Although only the points on the vapor-liquid equilibrium line (R22 50 ° C equivalent) 2 have been described here, points A ₁ to F ₁ Point inside, that is, temperature 0 ° C, pressure 4.044kg / cm
^{The same} operation is performed for a working fluid having a composition that is in a gas-liquid equilibrium state at ² G and at a temperature of 50 ° C. and a pressure of 18.872 kg / cm ² G (both correspond to the saturated state of R22).
It is possible to obtain a condensation temperature and an evaporation temperature almost equal to R22 at a usage temperature of about 50 ° C.
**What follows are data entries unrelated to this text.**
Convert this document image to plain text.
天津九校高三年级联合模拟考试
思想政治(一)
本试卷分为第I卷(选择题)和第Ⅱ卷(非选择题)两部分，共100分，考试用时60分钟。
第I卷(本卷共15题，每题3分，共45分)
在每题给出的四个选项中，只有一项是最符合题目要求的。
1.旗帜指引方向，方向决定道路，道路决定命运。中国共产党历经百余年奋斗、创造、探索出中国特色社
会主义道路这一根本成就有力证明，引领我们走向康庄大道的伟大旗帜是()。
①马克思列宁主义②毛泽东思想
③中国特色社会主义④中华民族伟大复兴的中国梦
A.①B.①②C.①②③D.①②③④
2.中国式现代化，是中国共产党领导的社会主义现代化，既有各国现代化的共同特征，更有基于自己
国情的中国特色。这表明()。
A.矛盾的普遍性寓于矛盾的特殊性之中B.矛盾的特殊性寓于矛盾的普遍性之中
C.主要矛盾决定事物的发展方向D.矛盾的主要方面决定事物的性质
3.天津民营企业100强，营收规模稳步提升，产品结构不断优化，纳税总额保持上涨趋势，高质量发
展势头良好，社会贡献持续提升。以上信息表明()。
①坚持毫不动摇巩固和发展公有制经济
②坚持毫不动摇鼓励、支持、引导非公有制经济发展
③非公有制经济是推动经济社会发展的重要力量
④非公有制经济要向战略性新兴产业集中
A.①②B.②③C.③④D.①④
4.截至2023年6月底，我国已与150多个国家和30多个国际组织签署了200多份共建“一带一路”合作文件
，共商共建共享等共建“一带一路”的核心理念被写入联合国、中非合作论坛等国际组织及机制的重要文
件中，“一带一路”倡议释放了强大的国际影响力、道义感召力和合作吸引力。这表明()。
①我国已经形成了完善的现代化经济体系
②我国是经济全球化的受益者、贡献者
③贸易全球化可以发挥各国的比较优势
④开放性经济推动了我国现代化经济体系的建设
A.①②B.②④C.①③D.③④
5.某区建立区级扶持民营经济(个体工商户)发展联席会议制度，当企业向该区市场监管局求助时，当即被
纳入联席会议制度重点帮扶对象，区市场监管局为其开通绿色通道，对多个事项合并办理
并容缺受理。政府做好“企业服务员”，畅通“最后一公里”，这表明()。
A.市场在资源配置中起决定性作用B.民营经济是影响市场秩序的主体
Figure 2 shows R23,1,1,2,2-tetrafluoroethane (R1
34), the equilibrium state at constant temperature and constant pressure of the working fluid composed of the mixture of three types of R152a R152a is shown by using triangular coordinates. In this triangular coordinate, the standard boiling point at atmospheric pressure is lower in R152a than in R134, but in relation to FIG. 1, at each vertex of the triangle, counterclockwise from the upper vertex, R23, R13
4, Single substance is arranged in order of R152a. In Fig. 2, 3 is a vapor-liquid equilibrium line of the mixture at a temperature of 0 ° C and a pressure of 4.044 kg / cm ² G, and 4 is a temperature of 50 ° C and a pressure of 18.782 kg.
² is a vapor-liquid equilibrium line of the mixture at / cm ² G. In this case, R23, R134 and R152a are each approximately 10 to approximately 50% by weight,
A composition range of 0 to about 90% by weight and 0 to about 90% by weight is desirable because it has a vapor pressure almost equal to that of R22.
3, R134 and R152a are each approximately 15 to approximately 40% by weight, 0 to approximately
A composition range of 85% by weight to 0 to about 85% by weight is particularly desirable.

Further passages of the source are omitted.